C. W. called me and ordered me to "keep my nose out of his business" and, when I said, "This IS my business," told me, "You'll be sorry." He then went to my ex's disgruntled creditor and told her that our divorce was a scheme to defraud her; that my ex, in fact, had lots of money squirreled away; and that he, C. W., would be glad to testify to that effect if she--the creditor--would sue me for my share of the business and split the shares with him.

D. C. (Disgruntled Creditor) then went to her lawyer without C. W. and told him to contact me and my two partners to make the following offer: D. C. would graciously accept 25 % of my shares (10% of the business) and not sue me for the money my ex owed her. No mention of a fraudulent divorce, but lots of allegations that my ex was hiding money from me as well as her.

All this should explain why my two partners, D. C. and I were sitting in her lawyer's office with me gripping Aflak's head so tightly my fingertips had gone numb.
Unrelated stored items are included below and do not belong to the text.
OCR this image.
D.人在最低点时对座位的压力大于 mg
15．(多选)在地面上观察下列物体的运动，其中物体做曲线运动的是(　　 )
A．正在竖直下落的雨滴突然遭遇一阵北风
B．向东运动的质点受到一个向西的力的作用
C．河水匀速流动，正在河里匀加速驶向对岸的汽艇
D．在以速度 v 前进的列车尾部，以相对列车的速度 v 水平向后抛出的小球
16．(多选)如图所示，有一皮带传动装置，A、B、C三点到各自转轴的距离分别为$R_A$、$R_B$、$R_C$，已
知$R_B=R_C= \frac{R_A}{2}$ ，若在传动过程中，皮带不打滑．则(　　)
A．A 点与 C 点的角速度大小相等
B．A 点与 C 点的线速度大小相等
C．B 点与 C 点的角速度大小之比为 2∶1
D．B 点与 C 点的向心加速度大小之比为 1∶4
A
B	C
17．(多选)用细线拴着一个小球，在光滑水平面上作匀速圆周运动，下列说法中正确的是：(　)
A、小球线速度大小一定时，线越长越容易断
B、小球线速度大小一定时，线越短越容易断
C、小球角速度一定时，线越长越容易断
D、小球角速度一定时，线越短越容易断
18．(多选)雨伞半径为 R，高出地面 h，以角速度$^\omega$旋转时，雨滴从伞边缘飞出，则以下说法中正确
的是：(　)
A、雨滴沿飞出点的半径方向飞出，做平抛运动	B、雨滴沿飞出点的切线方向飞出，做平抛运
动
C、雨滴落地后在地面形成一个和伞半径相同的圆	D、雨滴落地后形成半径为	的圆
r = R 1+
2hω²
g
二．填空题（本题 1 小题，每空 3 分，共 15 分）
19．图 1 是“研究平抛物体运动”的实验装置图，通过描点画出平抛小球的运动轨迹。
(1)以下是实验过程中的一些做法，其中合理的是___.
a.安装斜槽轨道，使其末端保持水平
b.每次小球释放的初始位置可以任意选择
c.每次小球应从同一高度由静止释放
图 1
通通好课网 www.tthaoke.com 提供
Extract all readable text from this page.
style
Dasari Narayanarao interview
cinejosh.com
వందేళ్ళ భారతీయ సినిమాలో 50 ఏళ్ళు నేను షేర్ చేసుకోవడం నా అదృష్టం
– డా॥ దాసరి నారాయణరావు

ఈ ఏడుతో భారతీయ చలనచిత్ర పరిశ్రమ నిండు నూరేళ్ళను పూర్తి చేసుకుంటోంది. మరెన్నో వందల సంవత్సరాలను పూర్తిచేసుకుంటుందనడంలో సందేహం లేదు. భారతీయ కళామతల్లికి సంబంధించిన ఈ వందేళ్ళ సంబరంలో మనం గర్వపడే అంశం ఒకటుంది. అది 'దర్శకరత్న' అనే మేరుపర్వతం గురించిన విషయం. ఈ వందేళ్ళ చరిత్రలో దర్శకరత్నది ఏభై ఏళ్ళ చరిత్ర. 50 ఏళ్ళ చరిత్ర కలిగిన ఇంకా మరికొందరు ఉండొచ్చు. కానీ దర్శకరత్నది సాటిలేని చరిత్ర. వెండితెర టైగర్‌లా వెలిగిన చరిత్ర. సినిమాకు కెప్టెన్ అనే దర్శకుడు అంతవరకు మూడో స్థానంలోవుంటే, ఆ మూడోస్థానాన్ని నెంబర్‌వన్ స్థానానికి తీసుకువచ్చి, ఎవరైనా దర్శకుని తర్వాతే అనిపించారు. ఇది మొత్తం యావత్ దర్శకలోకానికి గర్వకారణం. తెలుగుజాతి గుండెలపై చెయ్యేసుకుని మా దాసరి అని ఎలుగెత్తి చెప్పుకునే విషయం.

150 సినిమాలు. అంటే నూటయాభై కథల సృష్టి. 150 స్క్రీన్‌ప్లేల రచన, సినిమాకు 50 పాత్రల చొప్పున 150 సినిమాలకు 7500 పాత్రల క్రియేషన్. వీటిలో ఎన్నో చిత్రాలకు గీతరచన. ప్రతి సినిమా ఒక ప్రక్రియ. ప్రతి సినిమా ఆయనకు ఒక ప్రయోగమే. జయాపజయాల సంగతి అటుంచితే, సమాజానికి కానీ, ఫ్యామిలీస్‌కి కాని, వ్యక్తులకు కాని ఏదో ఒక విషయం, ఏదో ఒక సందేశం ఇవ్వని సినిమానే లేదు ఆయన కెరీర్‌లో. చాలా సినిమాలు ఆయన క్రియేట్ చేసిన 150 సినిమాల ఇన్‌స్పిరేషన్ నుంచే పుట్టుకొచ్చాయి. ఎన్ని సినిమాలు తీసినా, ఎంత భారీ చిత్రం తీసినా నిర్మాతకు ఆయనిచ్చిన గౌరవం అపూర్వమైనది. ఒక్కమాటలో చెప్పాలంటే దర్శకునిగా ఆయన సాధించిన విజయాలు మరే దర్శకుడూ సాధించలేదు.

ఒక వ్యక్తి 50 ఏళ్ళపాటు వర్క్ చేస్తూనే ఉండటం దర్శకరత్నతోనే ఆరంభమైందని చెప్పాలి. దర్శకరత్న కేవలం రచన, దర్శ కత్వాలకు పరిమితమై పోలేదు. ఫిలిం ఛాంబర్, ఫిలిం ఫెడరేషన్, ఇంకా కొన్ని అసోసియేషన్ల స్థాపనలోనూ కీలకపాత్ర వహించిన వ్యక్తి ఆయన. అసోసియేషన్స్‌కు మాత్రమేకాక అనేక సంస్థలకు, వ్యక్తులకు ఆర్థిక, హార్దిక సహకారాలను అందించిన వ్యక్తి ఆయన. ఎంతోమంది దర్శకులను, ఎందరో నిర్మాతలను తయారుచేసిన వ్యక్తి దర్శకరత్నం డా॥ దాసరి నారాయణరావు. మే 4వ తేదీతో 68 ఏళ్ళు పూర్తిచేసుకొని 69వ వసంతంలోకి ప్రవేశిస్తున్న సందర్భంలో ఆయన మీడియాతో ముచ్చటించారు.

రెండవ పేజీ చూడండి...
As I listened politely to D. C. and her lawyer, I consciously relaxed my fingers, feeling Aflak's weighted head in my hand. I thought flipping him around and holding him by the ferrune and swinging him like a baseball bat. I pictured all the damage that weight could do to D. C. and her lawyer and his office, a sort of modern replay of Samson and the ass's jawbone against the Philistine army.

Then I remembered the Hollywood classic, Samson and Delilah, with a very buff, bare chested Victor Mature beating off all those heavily costumed extras, and I almost giggled. I was still angry, but I wasn't going to let them know that. I wasn't going to let them know a damned thing.

D. C. and her lawyer finally ran out of things to say, and my two partners, intelligent people that they were, knew it wasn't their place to say anything. The lawyer finally said something like, "I suggest you take some time to think about our offer," I said I would, and we left. My partners assured me that they'd stand behind anything I decided, and I told them how much I appreciated their support. And then I left.

When I got home, I called C. W., got his answering machine, and asked him why he hadn't been at the meeting. I took Aflak for a long visit with my friend, Anne, and a walk along the ocean.

A week later, when D. C. called to ask me what I had decided, I simply said, "I'm not giving you anything." She blustered and threatened to sue me, but I said "You do what you think you have to do," and hung up on her.

And that was the end of that. I still think Aflak would make an excellent substitute for that ass's jawbone.